Der Cricrió (Lipaugus vociferans) ist vor allem im Amazonasgebiet anzutreffen und hat eine starke Präsenz, nicht wegen seines Aussehens, sondern wegen seines kräftigen Gesangs, der im ganzen Wald widerhallt. Der Vogel kommt auch im nördlichen Teil des Atlantischen Regenwaldes vor, wo es nur noch sehr wenig Wald gibt, weshalb er nur selten anzutreffen ist. Der Gesang des Cricrió ist so vertraut, dass er einer der bekanntesten Vögel Amazoniens ist und nicht umsonst mehrere volkstümliche Namen hat.
Einige davon sind: frifrió, capitão-da-mata, peito-de-aço, seringueiro, paquerador oder namorador (wegen seines Pfeifens) und trovão-irá („Donnervogel“ in der Sprache der Indios). Lange Zeit galt der Cricrió als der Vogel mit dem lautesten Gesang der Welt, der unglaubliche 116 Dezibel erreicht. Mario Cohn-Haft, Ornithologe und Forscher am Nationalen Institut für Amazonasforschung (INPA), erklärt, wie der Vogel diese Lautstärke erreichen kann.

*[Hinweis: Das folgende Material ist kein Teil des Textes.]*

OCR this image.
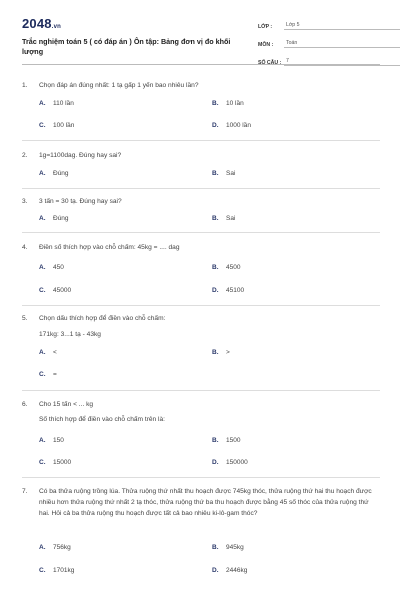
2048.vn
Trắc nghiệm toán 5 ( có đáp án ) Ôn tập: Bảng đơn vị đo khối lượng
LỚP :	Lớp 5
MÔN :	Toán
SỐ CÂU : 7
1.	Chọn đáp án đúng nhất: 1 tạ gấp 1 yến bao nhiêu lần?
A.	110 lần	B.	10 lần
C.	100 lần	D.	1000 lần
2.	1g=1100dag. Đúng hay sai?
A.	Đúng	B.	Sai
3.	3 tấn = 30 tạ. Đúng hay sai?
A.	Đúng	B.	Sai
4.	Điền số thích hợp vào chỗ chấm: 45kg = .... dag
A.	450	B.	4500
C.	45000	D.	45100
5.	Chọn dấu thích hợp để điền vào chỗ chấm:
171kg: 3...1 tạ - 43kg
A.	<	B.	>
C.	=
6.	Cho 15 tấn < ... kg
Số thích hợp để điền vào chỗ chấm trên là:
A.	150	B.	1500
C.	15000	D.	150000
7.	Có ba thửa ruộng trồng lúa. Thửa ruộng thứ nhất thu hoạch được 745kg thóc, thửa ruộng thứ hai thu hoạch được nhiều hơn thửa ruộng thứ nhất 2 tạ thóc, thửa ruộng thứ ba thu hoạch được bằng 45 số thóc của thửa ruộng thứ hai. Hỏi cả ba thửa ruộng thu hoạch được tất cả bao nhiêu ki-lô-gam thóc?
A.	756kg	B.	945kg
C.	1701kg	D.	2446kg
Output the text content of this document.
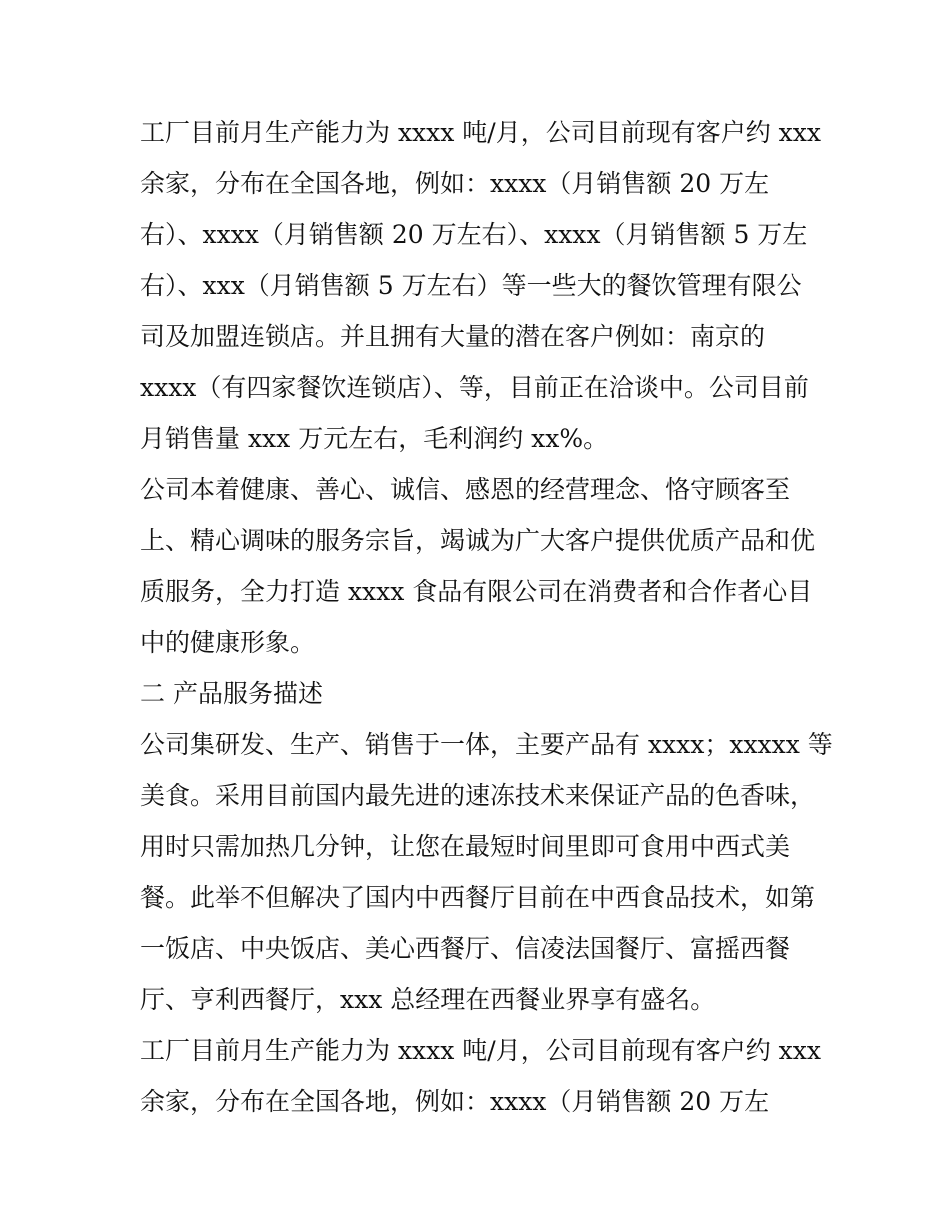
工厂目前月生产能力为 xxxx 吨/月，公司目前现有客户约 xxx
余家，分布在全国各地，例如：xxxx（月销售额 20 万左
右）、xxxx（月销售额 20 万左右）、xxxx（月销售额 5 万左
右）、xxx（月销售额 5 万左右）等一些大的餐饮管理有限公
司及加盟连锁店。并且拥有大量的潜在客户例如：南京的
xxxx（有四家餐饮连锁店）、等，目前正在洽谈中。公司目前
月销售量 xxx 万元左右，毛利润约 xx%。
公司本着健康、善心、诚信、感恩的经营理念、恪守顾客至
上、精心调味的服务宗旨，竭诚为广大客户提供优质产品和优
质服务，全力打造 xxxx 食品有限公司在消费者和合作者心目
中的健康形象。
二 产品服务描述
公司集研发、生产、销售于一体，主要产品有 xxxx；xxxxx 等
美食。采用目前国内最先进的速冻技术来保证产品的色香味，
用时只需加热几分钟，让您在最短时间里即可食用中西式美
餐。此举不但解决了国内中西餐厅目前在中西食品技术，如第
一饭店、中央饭店、美心西餐厅、信凌法国餐厅、富摇西餐
厅、亨利西餐厅，xxx 总经理在西餐业界享有盛名。
工厂目前月生产能力为 xxxx 吨/月，公司目前现有客户约 xxx
余家，分布在全国各地，例如：xxxx（月销售额 20 万左
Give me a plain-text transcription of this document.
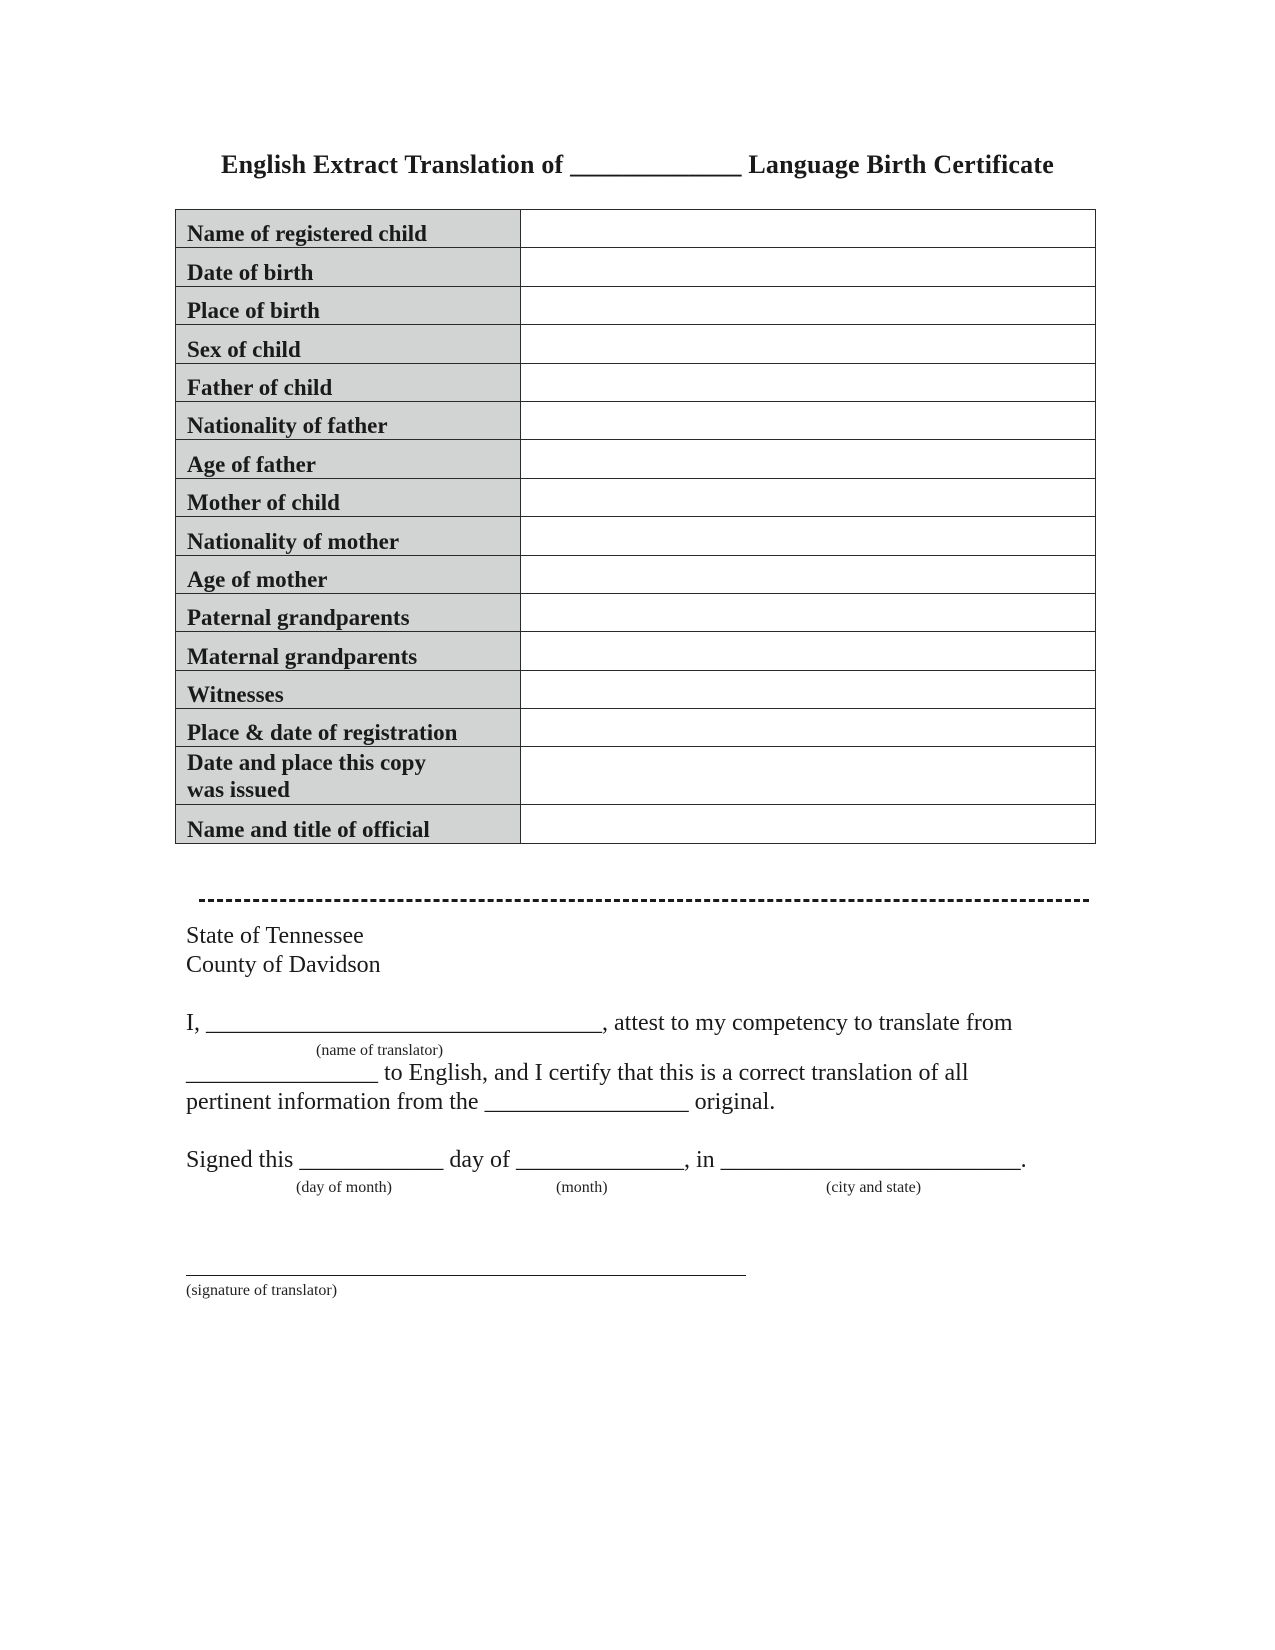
English Extract Translation of _____________ Language Birth Certificate
Name of registered child	
Date of birth	
Place of birth	
Sex of child	
Father of child	
Nationality of father	
Age of father	
Mother of child	
Nationality of mother	
Age of mother	
Paternal grandparents	
Maternal grandparents	
Witnesses	
Place & date of registration	

Date and place this copy
was issued	

Name and title of official	
State of Tennessee
County of Davidson
I, _________________________________, attest to my competency to translate from
(name of translator)
________________ to English, and I certify that this is a correct translation of all
pertinent information from the _________________ original.
Signed this ____________ day of ______________, in _________________________.
(day of month)	(month)	(city and state)
(signature of translator)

„Vögel benutzen ihr eigenes Organ zur Erzeugung von Tönen, die Syrinx, die sich von Art zu Art stark unterscheidet. Wie das beim Cricrió genau funktioniert, wurde noch nie untersucht, aber es handelt sich sicherlich um eine Kombination aus der Struktur der Syrinx, der Muskulatur des Körpers und der Form und Öffnung des Schnabels“, erklärt er. „Ein singender Cricrió öffnet seinen Schnabel sehr weit und zieht seinen Kopf bei den höchsten und stärksten Tönen ein, wie ein Gewehr oder eine Kanone, die losgeht.
Er hat sicherlich einen speziell modifizierten Körper, um diesen Ton zu erzeugen“, fügt der Ornithologe hinzu. Gegenwärtig kann man sagen, dass der Cricrió den zweitlautesten Gesang aller Tiere hat, nach dem Amazonas-Arapong (Procnias albus), der einen Gesang von bis zu 125 Dezibel erzeugt. Zum Vergleich: Eine Unterhaltung in durchschnittlichem Tonfall erreicht 60 Dezibel, während der Lärm einer Bohrmaschine 100 Dezibel beträgt.
Nützlichkeit des Gesangs
Es wird allgemein angenommen, dass der Gesang eines jeden Vogels der Kommunikation zwischen den Arten dient. Bei dem Versuch, die Nützlichkeit des lauten Gesangs zu erklären, wurden einige Spekulationen angestellt. „Es scheint einigermaßen klar zu sein, dass die Lautstärke für den Vogel wichtig ist. Praktisch jedes sehr laute und plötzliche Geräusch im Wald – ein umstürzender Baum, Donner oder sogar ein Schrei oder Niesen – regt ihn normalerweise sofort zum Singen an“, erklärt Mario Conh-Half.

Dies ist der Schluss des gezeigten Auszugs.